The town of Wubu is a case in point. Located on the banks of the Yellow River in north-central China, it is surrounded by steep hills and coal mines. Most families struggle with poverty and sacrifice to send their children to high school - some make it to college. Two years ago, a dozen college graduates with outstanding academic records, all from poor families, learned that their files had vanished. Local officials said the files were lost when state officials moved them from the first to the second floor of a government building. The graduates charge that the local officials stole them to sell to other students who were underachievers who would adopt the new identities. Similar incidents have been occurring across China with almost no recourse for the students and their families.
Xue Longlong, one of the Wubu students, is from a family who live near a dirt mountain path, cooking over a wood fire and drinking well water. They earn only $450 a year growing dates and had hoped that education for their oldest son, Longlong, would be the way out of poverty. A strong student, he wore second hand clothes and skipped meals in high school. When he won admission to a university, 400 miles away, his parents borrowed $1,500 to cover the expenses and Longlong worked while in college. He was aiming at a job with an oil company that would pay $735 a month. Then his Manila file disappeared. "It was a catastrophe!" he said. Now, he earns a base salary of $90 a month as a door-to-door real estate salesman.

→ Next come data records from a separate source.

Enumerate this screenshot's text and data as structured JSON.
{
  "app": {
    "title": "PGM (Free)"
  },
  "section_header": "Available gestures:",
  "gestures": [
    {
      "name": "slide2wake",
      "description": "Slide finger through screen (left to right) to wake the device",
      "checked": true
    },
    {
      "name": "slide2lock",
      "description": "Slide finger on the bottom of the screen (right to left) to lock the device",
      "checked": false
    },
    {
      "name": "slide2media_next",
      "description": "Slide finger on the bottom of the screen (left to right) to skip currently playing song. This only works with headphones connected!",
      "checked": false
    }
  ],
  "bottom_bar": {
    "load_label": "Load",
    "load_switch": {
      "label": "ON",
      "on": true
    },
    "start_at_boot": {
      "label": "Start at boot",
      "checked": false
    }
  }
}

Longlong also lost the woman he had hoped to marry when her parents said he would never have a good paying job. In his own family, his mother suffered a nervous collapse and his father said they now owed more than $10,000 for his college expenses - more than twice what their property was worth. "What is the point of continuing to live?" he said. "Sometimes I want to commit suicide. These corrupt officials destroyed all our hopes." Longlong's younger sister, in 11th grade, now says, "I want to quit. My brother graduated from college. What good did it do him?"

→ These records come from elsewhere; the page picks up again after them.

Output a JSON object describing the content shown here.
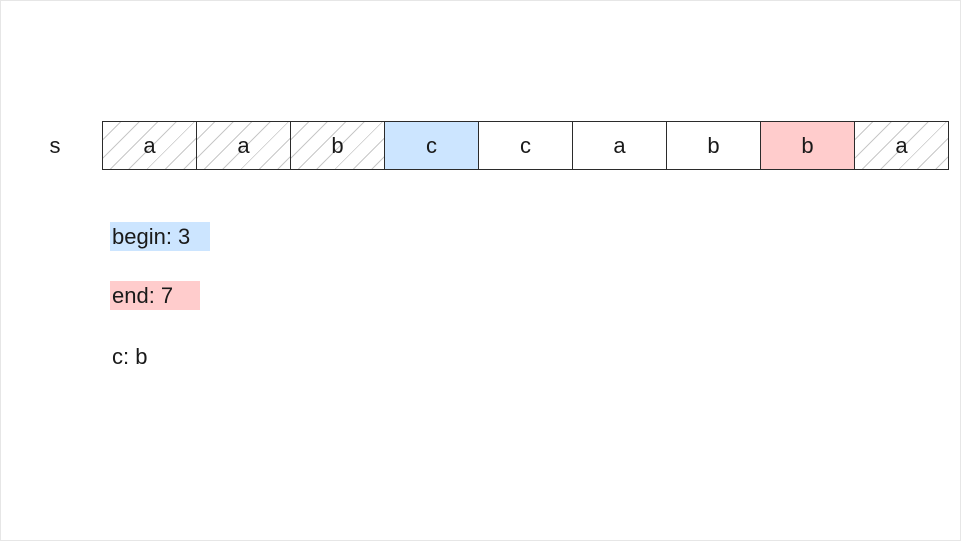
{
  "string_label": "s",
  "cells": [
    {
      "char": "a",
      "state": "hatched"
    },
    {
      "char": "a",
      "state": "hatched"
    },
    {
      "char": "b",
      "state": "hatched"
    },
    {
      "char": "c",
      "state": "begin"
    },
    {
      "char": "c",
      "state": "plain"
    },
    {
      "char": "a",
      "state": "plain"
    },
    {
      "char": "b",
      "state": "plain"
    },
    {
      "char": "b",
      "state": "end"
    },
    {
      "char": "a",
      "state": "hatched"
    }
  ],
  "variables": {
    "begin": "begin: 3",
    "end": "end: 7",
    "c": "c: b"
  },
  "colors": {
    "begin": "#cce5ff",
    "end": "#ffcccc",
    "border": "#2b2b2b",
    "hatch": "#c8c8c8"
  }
}
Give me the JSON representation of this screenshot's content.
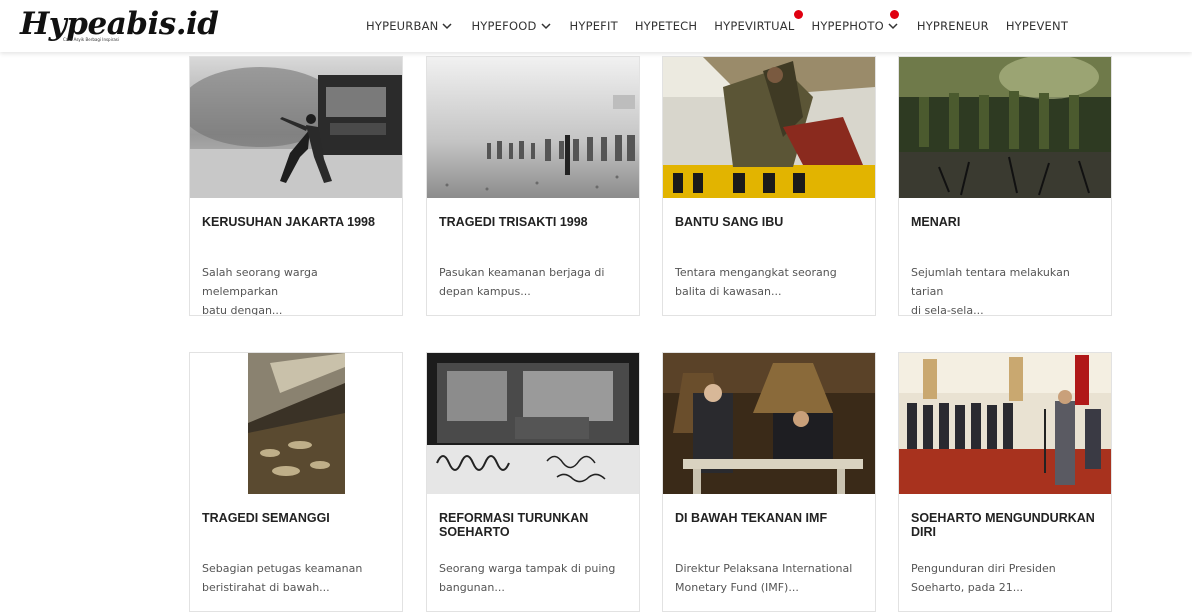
{
  "header": {
    "logo_text": "Hypeabis.id",
    "logo_tagline": "Cara Asyik Berbagi Inspirasi",
    "nav": [
      {
        "label": "HYPEURBAN",
        "has_dropdown": true,
        "notification": false
      },
      {
        "label": "HYPEFOOD",
        "has_dropdown": true,
        "notification": false
      },
      {
        "label": "HYPEFIT",
        "has_dropdown": false,
        "notification": false
      },
      {
        "label": "HYPETECH",
        "has_dropdown": false,
        "notification": false
      },
      {
        "label": "HYPEVIRTUAL",
        "has_dropdown": false,
        "notification": true
      },
      {
        "label": "HYPEPHOTO",
        "has_dropdown": true,
        "notification": true
      },
      {
        "label": "HYPRENEUR",
        "has_dropdown": false,
        "notification": false
      },
      {
        "label": "HYPEVENT",
        "has_dropdown": false,
        "notification": false
      }
    ]
  },
  "colors": {
    "notification_dot": "#e00010",
    "card_border": "#e2e2e2",
    "title": "#222222",
    "excerpt": "#555555"
  },
  "cards": [
    {
      "title": "KERUSUHAN JAKARTA 1998",
      "excerpt_lines": [
        "Salah seorang warga melemparkan",
        "batu dengan..."
      ],
      "image": "riot-burning-bus-bw"
    },
    {
      "title": "TRAGEDI TRISAKTI 1998",
      "excerpt_lines": [
        "Pasukan keamanan berjaga di",
        "depan kampus..."
      ],
      "image": "security-line-smoke-bw"
    },
    {
      "title": "BANTU SANG IBU",
      "excerpt_lines": [
        "Tentara mengangkat seorang",
        "balita di kawasan..."
      ],
      "image": "soldier-lifting-child-color"
    },
    {
      "title": "MENARI",
      "excerpt_lines": [
        "Sejumlah tentara melakukan tarian",
        "di sela-sela..."
      ],
      "image": "soldiers-dancing-color"
    },
    {
      "title": "TRAGEDI SEMANGGI",
      "excerpt_lines": [
        "Sebagian petugas keamanan",
        "beristirahat di bawah..."
      ],
      "image": "officers-resting-under-bridge"
    },
    {
      "title": "REFORMASI TURUNKAN SOEHARTO",
      "excerpt_lines": [
        "Seorang warga tampak di puing",
        "bangunan..."
      ],
      "image": "graffiti-ruins-bw"
    },
    {
      "title": "DI BAWAH TEKANAN IMF",
      "excerpt_lines": [
        "Direktur Pelaksana International",
        "Monetary Fund (IMF)..."
      ],
      "image": "imf-signing-color"
    },
    {
      "title": "SOEHARTO MENGUNDURKAN DIRI",
      "excerpt_lines": [
        "Pengunduran diri Presiden",
        "Soeharto, pada 21..."
      ],
      "image": "resignation-speech-color"
    }
  ]
}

The story of this one family is repeated across China as the corruption of local officials has been recognized as a national scandal in the Communist Party. In 2005, teachers in Jilin Province, caught selling two students files for $2,500 and $3,600 were suspected of planning to sell twelve more. In May, 2009, the former head of a township government in Hunan Province admitted he had bought the file of a high school classmate of his daughter for $7,000 so she could attend college. Yet, President Hu Jintao said in October 2008 that a clean party is "a matter of life and death." And reformers argue that a one-party system encourages graft while party leaders call for better oversight and crime fighting. In June, 2009, the government created an anti-corruption hot line for whistle blowers and a few local areas require officials to disclose their family assets. Of course, "a few areas" in a country as vast as China is inconsequential.
Follow-up by government officials to complaints from families of students with stolen files has been negative and harsh. For two years, parents in Wubu sought help at every level of the bureaucracy in their province and beyond. Their complaints and calls for inquiry were rejected. Instead the parents were placed under police surveillance and repeatedly detained. In Feburary, 2009, five parents trying to petition the national government were locked in a jail in Beijing for nine days. "We are so exhausted," said one mother. "Our nerves are about to snap from the torture. The officials who were responsible not only have not been punished, they have been promoted."

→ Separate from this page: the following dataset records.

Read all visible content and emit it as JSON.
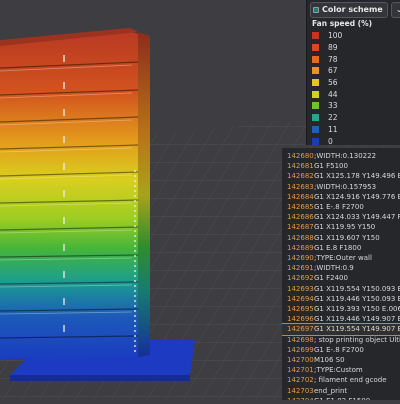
{
  "legend": {
    "title": "Color scheme",
    "subtitle": "Fan speed (%)",
    "items": [
      {
        "label": "100",
        "color": "#c73320"
      },
      {
        "label": "89",
        "color": "#d9491f"
      },
      {
        "label": "78",
        "color": "#e36a1f"
      },
      {
        "label": "67",
        "color": "#e9941a"
      },
      {
        "label": "56",
        "color": "#e6c421"
      },
      {
        "label": "44",
        "color": "#c9d41e"
      },
      {
        "label": "33",
        "color": "#6fc22a"
      },
      {
        "label": "22",
        "color": "#24a889"
      },
      {
        "label": "11",
        "color": "#1f62b5"
      },
      {
        "label": "0",
        "color": "#1b3bbd"
      }
    ]
  },
  "gcode": {
    "lines": [
      {
        "num": "142680",
        "text": ";WIDTH:0.130222"
      },
      {
        "num": "142681",
        "text": "G1 F5100"
      },
      {
        "num": "142682",
        "text": "G1 X125.178 Y149.496 E.00"
      },
      {
        "num": "142683",
        "text": ";WIDTH:0.157953"
      },
      {
        "num": "142684",
        "text": "G1 X124.916 Y149.776 E.00"
      },
      {
        "num": "142685",
        "text": "G1 E-.8 F2700"
      },
      {
        "num": "142686",
        "text": "G1 X124.033 Y149.447 F12"
      },
      {
        "num": "142687",
        "text": "G1 X119.95 Y150"
      },
      {
        "num": "142688",
        "text": "G1 X119.607 Y150"
      },
      {
        "num": "142689",
        "text": "G1 E.8 F1800"
      },
      {
        "num": "142690",
        "text": ";TYPE:Outer wall"
      },
      {
        "num": "142691",
        "text": ";WIDTH:0.9"
      },
      {
        "num": "142692",
        "text": "G1 F2400"
      },
      {
        "num": "142693",
        "text": "G1 X119.554 Y150.093 E.00"
      },
      {
        "num": "142694",
        "text": "G1 X119.446 Y150.093 E.00"
      },
      {
        "num": "142695",
        "text": "G1 X119.393 Y150 E.00687"
      },
      {
        "num": "142696",
        "text": "G1 X119.446 Y149.907 E.00"
      },
      {
        "num": "142697",
        "text": "G1 X119.554 Y149.907 E.00"
      },
      {
        "num": "142698",
        "text": "; stop printing object Ultimu"
      },
      {
        "num": "142699",
        "text": "G1 E-.8 F2700"
      },
      {
        "num": "142700",
        "text": "M106 S0"
      },
      {
        "num": "142701",
        "text": ";TYPE:Custom"
      },
      {
        "num": "142702",
        "text": "; filament end gcode"
      },
      {
        "num": "142703",
        "text": "end_print"
      },
      {
        "num": "142704",
        "text": "G1 E1.02 F1500"
      }
    ],
    "current_index": 17
  }
}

One of the Wubu college graduates whose file was stolen, Wang Jindong, lost his chance for a position at a state chemical firm. He is now a construction laborer, earning less than $10 a day. He said of his lost file, "If you don't have it, just forget it! No matter how capable you are, they will not hire you. Their first reaction is that you are a crook." A Chinese television journalist reported that he had asked Wubu officials how they were resolving the matter of the lost files. They answered that they were creating new folders. But families said the new folders had none of the original signed documents collected over years in grade school, high school and college. They hold brief resumes filled with errors that future employers would reject as fake.
Wang Jindong summed up the big picture as well as his personal loss, saying, "When the central government talks about the economy and development, it sounds so great. But at the local level, corrupt officials make all their money off of local people."